Y-a-t-il une confiance réciproque plus forte entre les dirigeants dans les pays asiatiques qui aurait permis une meilleure compréhension des directives et de la nécessité de certaines mesures que n’auraient pas osé mettre en place les occidentaux ?

Non, la différence avec les pays occidentaux n’est pas là. Prenons l’exemple du Japon, où Abe Shinzo, qui était Premier ministre au début de la pandémie, souffrait d’une très grande impopularité. En Corée du Sud, le président Moon Jae-in est très populaire, mais la gestion hasardeuse de la pandémie à Séoul dans les premières semaines pouvait faire craindre un désaveu, que des élections partielles organisées au printemps 2020 on démenti. À Taïwan, la présidente Tsai Ing-wen, réélue pour un second mandat en janvier 2020, a également vu sa popularité croître à la faveur de la gestion de l’épidémie et du bras de fer avec l’OMS, dont Taïwan est injustement écarté. En Chine enfin, après une période délicate, Xi Jinping a habilement récupéré à son profit la gestion de l’épidémie.
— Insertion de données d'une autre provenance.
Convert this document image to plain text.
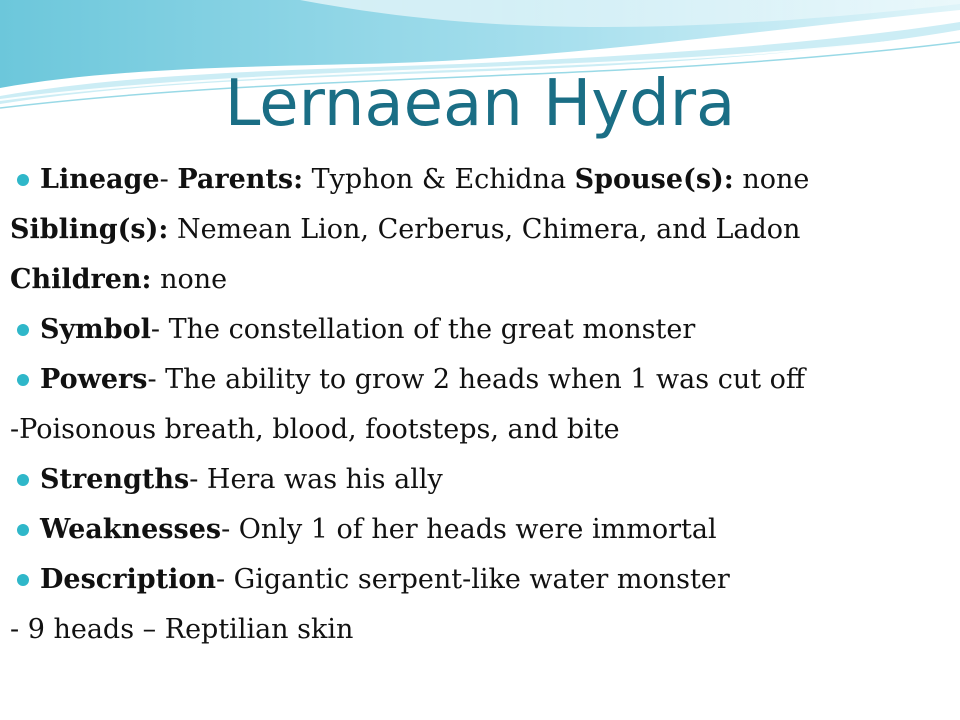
Lernaean Hydra
Lineage- Parents: Typhon & Echidna Spouse(s): none
Sibling(s): Nemean Lion, Cerberus, Chimera, and Ladon
Children: none
Symbol- The constellation of the great monster
Powers- The ability to grow 2 heads when 1 was cut off
-Poisonous breath, blood, footsteps, and bite
Strengths- Hera was his ally
Weaknesses- Only 1 of her heads were immortal
Description- Gigantic serpent-like water monster
- 9 heads – Reptilian skin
Mais les critiques n’en furent pas moins sévères, en interne, et rappelons que le retour sur le devant de la scène du président chinois s’est faite au détriment du limogeage des responsables du parti dans la ville de Wigan et la province du Hubei. Peut-être les sociétés asiatiques ont-elles aujourd’hui plus confiance dans leurs dirigeants dans la gestion de cette crise que dans les pays occidentaux, mais cette confiance se gagne.

Lors d’une prochaine épidémie, l’Occident saura-t-il apprendre de ses erreurs ? Quant aux pays asiatiques, leur modèle pourra-t-il être résilient à chaque épidémie ?

Par leur gestion réussie, globalement, de la pandémie, les pays asiatiques figurent parmi les « vainqueurs » de la crise, là où les pays occidentaux sont les perdants, avec des effets sur l’économie, mais surtout l’image renvoyée dans le reste du monde. À ce titre, la « diplomatie du masque » et désormais du vaccin, dans laquelle la Chine excelle (mais les autres puissances asiatiques ne sont pas en reste), offre le spectacle d’un modèle performant et attractif, en particulier dans les sociétés en développement. Face à cela les sociétés occidentales ont perdu un crédit précieux, et il sera de fait indispensable d’apprendre de ces erreurs.